We place a high value on transparency. As providence would have it, part of our culture is for each member of the team to focus on making our strengths stronger, and not burn unnecessary cycles trying to make our weaknesses into strengths. Don’t miss that! We want to love our work! And for that to happen, we need to feel free to gravitate towards the things that feel effortless to us. The work that recharges our batteries, and not churn and grind on things that sap our energy and make us miserable.
So when Alex came to us in full honesty and humility, and told us he preferred to be coding CSS and markup more than slinging pixels around in photoshop, we embraced him and we immediately started adapting his role to his interests and strengths. We’re a team and we stick together.

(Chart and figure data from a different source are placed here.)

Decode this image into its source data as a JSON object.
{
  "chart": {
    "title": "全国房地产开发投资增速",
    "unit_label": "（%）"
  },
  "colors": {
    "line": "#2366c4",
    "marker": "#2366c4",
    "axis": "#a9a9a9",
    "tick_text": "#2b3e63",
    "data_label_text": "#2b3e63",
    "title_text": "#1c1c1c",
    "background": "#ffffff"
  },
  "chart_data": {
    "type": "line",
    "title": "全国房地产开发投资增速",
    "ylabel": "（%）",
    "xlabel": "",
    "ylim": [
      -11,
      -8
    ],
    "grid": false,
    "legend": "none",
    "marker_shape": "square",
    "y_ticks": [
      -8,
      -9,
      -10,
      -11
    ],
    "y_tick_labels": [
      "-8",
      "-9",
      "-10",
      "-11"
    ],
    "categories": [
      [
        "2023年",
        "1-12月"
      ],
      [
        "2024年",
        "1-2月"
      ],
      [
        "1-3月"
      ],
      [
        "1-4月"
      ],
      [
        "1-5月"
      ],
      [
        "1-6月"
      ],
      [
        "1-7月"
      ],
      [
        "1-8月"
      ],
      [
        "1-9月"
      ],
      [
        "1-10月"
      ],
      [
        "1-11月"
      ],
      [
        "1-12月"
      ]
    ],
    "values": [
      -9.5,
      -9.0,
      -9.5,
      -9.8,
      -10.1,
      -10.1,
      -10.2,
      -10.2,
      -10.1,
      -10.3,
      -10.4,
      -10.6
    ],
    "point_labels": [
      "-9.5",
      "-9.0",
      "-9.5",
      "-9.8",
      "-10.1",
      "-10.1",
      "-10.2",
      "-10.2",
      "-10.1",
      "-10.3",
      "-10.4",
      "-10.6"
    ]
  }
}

The result? He delivered. Big time.
Check out our product site that he implemented for Standard Theme. Or our new 8BIT landing page. He also created an as-yet-unreleased Standard Theme customization. And before he changed to the developer role, he polished and prepared our Standard Theme design kit.
It really has been a blast having Alex on the team. And even though his internship has ended, his relationship with the 8BIT family has not. He was with us during some monumental events in our young organization’s life and he made his mark on our team in his own, unique way.
If you need web development work done, contact Alex. His site is http://whatalexdoes.com and Don’t miss his portfolio!
Thanks again, Alex. The honor was ours. You joined us, improved us, and left us better than you found us. Our hope is that you can say the same about us.
Alex has been an 8BIT intern success story from beginning to end. We’re grateful!